While some people with gluten sensitivity will still occasionally eat food containing gluten, Smith does not—the price, she said, is too high.

“For me it’s all or nothing,” she said. “I can tell if I’ve been cross contaminated. If a restaurant put croutons on my salad accidentally, and I send it back, I’ll know if they just pick them out. I’ll get sick. I need a whole new salad.”

But after 12 years, things are getting easier. She points out the selection of gluten-free foods is far broader now than when she gave up gluten more than a decade ago. Back then, the only places to find gluten-free foods were health food stores.

Smith has particularly high praise for Burton’s restaurant at The Shops at Stonefield, where gluten-free foods are prepared in a separate area of the kitchen and then served on square plates to to help ensure there is no cross contamination.

Smith also delights in the baked goodies from several local gluten-free bakeries including Ruckersville-based Mixing It Up.
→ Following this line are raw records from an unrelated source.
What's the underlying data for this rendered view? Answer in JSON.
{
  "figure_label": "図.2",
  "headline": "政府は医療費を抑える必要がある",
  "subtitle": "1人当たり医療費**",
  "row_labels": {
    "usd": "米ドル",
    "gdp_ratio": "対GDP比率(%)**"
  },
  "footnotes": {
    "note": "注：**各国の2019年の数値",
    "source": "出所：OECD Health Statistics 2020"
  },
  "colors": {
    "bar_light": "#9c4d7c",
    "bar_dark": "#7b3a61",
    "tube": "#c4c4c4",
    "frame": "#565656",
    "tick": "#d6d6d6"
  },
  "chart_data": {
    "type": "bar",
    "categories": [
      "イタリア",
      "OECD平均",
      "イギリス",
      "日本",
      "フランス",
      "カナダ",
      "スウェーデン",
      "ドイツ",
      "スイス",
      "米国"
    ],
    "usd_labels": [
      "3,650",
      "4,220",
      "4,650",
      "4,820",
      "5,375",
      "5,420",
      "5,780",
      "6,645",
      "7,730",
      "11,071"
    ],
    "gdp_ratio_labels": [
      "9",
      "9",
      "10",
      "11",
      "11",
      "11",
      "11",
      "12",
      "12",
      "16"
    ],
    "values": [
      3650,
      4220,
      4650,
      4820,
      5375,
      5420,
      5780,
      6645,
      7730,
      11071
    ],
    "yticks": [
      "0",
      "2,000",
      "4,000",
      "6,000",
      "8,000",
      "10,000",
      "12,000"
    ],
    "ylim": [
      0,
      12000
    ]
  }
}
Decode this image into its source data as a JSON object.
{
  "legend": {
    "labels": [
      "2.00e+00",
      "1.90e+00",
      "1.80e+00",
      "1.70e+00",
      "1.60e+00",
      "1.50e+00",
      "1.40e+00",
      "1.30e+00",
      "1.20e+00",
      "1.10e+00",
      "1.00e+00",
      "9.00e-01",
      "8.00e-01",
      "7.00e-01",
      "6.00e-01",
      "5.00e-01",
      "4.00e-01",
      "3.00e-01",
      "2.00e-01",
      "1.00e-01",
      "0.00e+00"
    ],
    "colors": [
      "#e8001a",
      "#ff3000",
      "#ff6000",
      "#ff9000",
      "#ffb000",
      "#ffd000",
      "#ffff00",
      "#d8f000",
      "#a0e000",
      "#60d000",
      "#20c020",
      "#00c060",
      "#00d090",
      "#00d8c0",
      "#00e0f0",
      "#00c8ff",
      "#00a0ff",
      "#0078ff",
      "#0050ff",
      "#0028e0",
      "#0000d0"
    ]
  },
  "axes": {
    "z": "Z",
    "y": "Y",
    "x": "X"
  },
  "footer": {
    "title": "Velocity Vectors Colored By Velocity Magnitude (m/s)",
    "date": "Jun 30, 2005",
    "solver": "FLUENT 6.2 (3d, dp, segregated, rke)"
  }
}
And while anyone following a gluten-free diet must forego beer, she points out that it doesn’t mean becoming a teetotaler, as wine and most hard liquors are gluten free.

Both Vitt and Smith agree that the challenges of following a gluten-free diet are outweighed by the relief in symptoms.

“When you have a physical challenge that’s relieved by dietary change, it’s easy in that way,” said Vitt, who echoes Dr. Hays’ assertion that gluten intolerance is often best diagnosed by the patient.

“If you realize a person has had headaches, and they remove gluten and feel better, I believe them,” she said.